Plusieurs méthodes sont apparues ces dernières années pour aider les startups à trouver ce fameux product market fit qui leur apporterait une grande croissance. Dans tous les cas, le client est toujours au coeur du processus. 

Le Lean Startup, théorisé par Eric Rie en 2008, consiste à lancer rapidement un produit minimum viable doté de fonctionnalités primaires afin de tester les réactions de sa cible et faire évoluer le prototype en fonction des retours.
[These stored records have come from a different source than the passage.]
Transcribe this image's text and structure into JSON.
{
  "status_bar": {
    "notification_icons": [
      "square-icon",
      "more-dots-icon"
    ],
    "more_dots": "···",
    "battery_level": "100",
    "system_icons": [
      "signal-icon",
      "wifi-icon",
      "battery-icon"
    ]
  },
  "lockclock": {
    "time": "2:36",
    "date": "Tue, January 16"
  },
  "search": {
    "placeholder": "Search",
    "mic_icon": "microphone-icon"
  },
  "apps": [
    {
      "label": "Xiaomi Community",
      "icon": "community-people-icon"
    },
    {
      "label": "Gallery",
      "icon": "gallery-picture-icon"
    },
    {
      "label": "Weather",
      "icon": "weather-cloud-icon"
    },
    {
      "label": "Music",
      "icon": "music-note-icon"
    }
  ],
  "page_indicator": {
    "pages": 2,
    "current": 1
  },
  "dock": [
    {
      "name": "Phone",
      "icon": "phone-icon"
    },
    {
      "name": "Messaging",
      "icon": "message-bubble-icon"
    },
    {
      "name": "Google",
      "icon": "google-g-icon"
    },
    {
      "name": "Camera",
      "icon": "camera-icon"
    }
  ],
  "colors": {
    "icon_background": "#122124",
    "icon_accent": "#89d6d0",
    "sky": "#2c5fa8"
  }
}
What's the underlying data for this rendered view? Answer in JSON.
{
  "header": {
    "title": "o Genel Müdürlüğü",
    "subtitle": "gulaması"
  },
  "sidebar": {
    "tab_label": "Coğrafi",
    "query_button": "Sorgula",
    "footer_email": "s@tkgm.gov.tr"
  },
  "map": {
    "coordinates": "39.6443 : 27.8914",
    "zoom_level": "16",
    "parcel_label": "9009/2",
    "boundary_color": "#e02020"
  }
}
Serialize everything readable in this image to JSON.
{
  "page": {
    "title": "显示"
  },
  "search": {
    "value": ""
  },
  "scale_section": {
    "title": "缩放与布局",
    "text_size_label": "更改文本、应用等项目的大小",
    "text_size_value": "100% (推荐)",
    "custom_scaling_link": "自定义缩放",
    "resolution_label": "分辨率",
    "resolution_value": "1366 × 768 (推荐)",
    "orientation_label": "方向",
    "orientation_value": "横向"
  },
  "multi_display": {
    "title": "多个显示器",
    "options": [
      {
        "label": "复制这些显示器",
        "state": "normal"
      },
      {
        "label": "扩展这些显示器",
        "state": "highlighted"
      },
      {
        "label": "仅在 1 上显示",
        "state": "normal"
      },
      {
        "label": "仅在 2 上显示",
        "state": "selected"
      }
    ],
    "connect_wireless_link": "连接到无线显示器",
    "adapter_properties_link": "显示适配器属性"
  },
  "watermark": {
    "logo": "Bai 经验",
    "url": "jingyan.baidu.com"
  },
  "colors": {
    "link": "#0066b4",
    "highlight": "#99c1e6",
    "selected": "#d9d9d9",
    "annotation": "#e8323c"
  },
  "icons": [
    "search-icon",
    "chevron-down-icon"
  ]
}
Cette méthode est particulièrement adaptée dans des secteurs très concurrentiels où il faut être le premier sur le marché et offre également l’avantage de limiter les investissements au départ. 

Thibaut Lagorce et Bruno Lévy ont mis au point une méthode nommée HyperGrowth, basée sur l’étude des “facteurs qui entrent en considération dans le processus de validation d’un produit”. Il s’agira alors des points positifs mais aussi négatifs que rencontrent la cible. 

Engager ses équipes

Connaître sa cible, trouver un bon axe de pivot sont les prémices mais ne suffisent pas à réussir ce changement. Un autre point essentiel est l’engagement des collaborateurs qui doivent être informés et mis à contribution durant tout le processus. “Lorsque Soan, une startup d’architectes, a décidé de contacter 60 freelances en deux semaines, elle a mis à profit tous les salariés, sans restriction, même le PDG” explique Thibaut Lagorce. 

Dans le cadre d’un changement de cible du B2C vers le B2B, les commerciaux sont souvent impactés puisque “la typologie de client, les process de vente et d’accompagnement changent complètement” explique Mike Dejardin d’Utily.

Les RH sont aussi fortement touchés. Lorsque 10-Vins a choisi de se tourner vers l'hôtellerie et la restauration plutôt que les particuliers, les équipes ont profondément été modifiées. “Nous avons embauché 17 commerciaux et les équipes sont passées d’une vie collective à une relation, en partie, à distance” explique Julie Jonchère, responsable communication, RH et développement international de 10-Vins. Pivoter n’est donc pas qu’un changement de stratégie mais aussi de structuration de l’entreprise dans son ensemble.